Die Beschwerde ist unzulässig.

Eine Beschwerde in unmittelbarer Anwendung von § 172 Abs. 1 Sozialgerichtsgesetz (SGG) ist nicht statthaft, weil diese Beschwerde grundsätzlich nur gegen Entscheidungen der Sozialgerichte in Betracht kommt. Eine Entscheidung des Sozialgerichts Köln ist hier nicht ergangen.
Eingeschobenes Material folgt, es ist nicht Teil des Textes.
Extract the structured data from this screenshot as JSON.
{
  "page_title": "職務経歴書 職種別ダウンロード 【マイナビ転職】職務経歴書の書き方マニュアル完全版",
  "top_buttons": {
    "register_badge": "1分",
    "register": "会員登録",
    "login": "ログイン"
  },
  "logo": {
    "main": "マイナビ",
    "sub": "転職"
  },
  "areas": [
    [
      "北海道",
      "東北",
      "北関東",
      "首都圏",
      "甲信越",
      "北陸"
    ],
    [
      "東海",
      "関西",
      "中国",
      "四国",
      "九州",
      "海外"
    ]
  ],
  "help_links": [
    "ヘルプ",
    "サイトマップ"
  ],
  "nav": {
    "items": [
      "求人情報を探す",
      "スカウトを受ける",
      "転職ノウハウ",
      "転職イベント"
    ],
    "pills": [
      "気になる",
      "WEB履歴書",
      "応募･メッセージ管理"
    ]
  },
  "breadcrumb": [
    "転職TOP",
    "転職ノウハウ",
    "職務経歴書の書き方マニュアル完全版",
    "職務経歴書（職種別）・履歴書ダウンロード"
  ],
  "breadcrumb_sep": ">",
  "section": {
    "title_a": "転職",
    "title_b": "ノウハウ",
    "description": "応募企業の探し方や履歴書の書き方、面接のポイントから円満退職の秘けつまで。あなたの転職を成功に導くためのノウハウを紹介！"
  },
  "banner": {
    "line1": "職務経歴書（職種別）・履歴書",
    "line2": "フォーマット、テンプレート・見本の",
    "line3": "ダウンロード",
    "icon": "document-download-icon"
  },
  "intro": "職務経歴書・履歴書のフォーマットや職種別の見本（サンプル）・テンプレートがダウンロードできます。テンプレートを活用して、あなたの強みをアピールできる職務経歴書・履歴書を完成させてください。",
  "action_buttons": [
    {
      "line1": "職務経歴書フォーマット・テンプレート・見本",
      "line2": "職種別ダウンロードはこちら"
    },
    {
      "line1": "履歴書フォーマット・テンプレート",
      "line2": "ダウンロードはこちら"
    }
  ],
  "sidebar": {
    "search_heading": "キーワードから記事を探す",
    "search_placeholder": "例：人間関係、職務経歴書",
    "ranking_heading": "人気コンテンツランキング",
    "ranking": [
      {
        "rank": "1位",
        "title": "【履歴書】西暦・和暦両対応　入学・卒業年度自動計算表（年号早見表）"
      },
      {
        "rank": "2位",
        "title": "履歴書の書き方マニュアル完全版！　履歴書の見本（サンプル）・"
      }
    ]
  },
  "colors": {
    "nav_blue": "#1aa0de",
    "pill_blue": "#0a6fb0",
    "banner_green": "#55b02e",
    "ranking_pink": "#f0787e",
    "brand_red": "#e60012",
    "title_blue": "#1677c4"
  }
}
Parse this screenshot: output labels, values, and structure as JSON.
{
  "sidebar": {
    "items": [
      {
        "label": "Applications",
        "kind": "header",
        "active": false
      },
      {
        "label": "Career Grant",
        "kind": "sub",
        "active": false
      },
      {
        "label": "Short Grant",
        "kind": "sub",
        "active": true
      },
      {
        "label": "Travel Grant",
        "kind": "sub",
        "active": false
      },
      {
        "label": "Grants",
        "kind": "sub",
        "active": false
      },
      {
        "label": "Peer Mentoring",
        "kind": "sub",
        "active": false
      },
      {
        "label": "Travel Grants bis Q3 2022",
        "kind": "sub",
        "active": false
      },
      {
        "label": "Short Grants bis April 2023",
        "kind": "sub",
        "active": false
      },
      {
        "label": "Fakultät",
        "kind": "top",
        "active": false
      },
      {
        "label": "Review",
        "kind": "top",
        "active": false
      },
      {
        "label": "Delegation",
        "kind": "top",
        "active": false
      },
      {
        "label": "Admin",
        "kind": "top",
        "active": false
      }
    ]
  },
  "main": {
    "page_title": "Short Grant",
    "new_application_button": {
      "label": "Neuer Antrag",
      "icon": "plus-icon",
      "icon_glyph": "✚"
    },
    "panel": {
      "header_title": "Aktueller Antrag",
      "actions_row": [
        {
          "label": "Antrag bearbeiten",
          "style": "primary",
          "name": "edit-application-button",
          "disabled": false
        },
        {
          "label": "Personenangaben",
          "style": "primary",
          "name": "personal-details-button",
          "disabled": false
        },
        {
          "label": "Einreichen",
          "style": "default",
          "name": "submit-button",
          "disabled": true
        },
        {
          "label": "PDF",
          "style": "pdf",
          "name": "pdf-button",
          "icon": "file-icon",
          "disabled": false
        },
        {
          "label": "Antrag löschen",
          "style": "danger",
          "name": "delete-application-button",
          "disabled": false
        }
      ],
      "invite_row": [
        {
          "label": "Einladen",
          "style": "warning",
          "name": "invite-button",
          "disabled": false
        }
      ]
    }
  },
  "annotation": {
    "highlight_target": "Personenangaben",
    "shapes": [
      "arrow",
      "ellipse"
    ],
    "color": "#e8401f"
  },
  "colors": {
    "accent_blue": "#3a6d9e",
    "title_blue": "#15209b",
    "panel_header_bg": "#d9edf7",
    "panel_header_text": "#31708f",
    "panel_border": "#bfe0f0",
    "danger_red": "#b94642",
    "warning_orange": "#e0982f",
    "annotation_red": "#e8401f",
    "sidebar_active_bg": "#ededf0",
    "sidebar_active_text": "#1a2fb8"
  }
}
Auch eine (allgemeine) Beschwerde gegen die Untätigkeit eines Gerichts - wie sie in der Vergangenheit zum Teil für statthaft angesehen wurde (dazu Leitherer, in: Meyer-Ladewig/Keller/Leitherer -Hrsg.-, SGG, 2012, § 172 RdNr. 2c m.w.N.) - ist nicht statthaft, da ihre Zulässigkeit als überholt anzusehen ist: Das Bundesverfassungsgericht (BVerfG) hat klargestellt, dass Rechtsbehelfe in der geschriebenen Rechtsordnung geregelt sein müssen (Plenumsbeschluss vom 30.04.2003 - 1 PBvU 1/02 -, juris RdNr. 68 f.). Es verstoße gegen die Anforderung an die Rechtsmittelklarheit, wenn die Rechtsprechung außerordentliche Rechtsbehelfe außerhalb des geschriebenen Rechts schafft, um tatsächliche oder ver...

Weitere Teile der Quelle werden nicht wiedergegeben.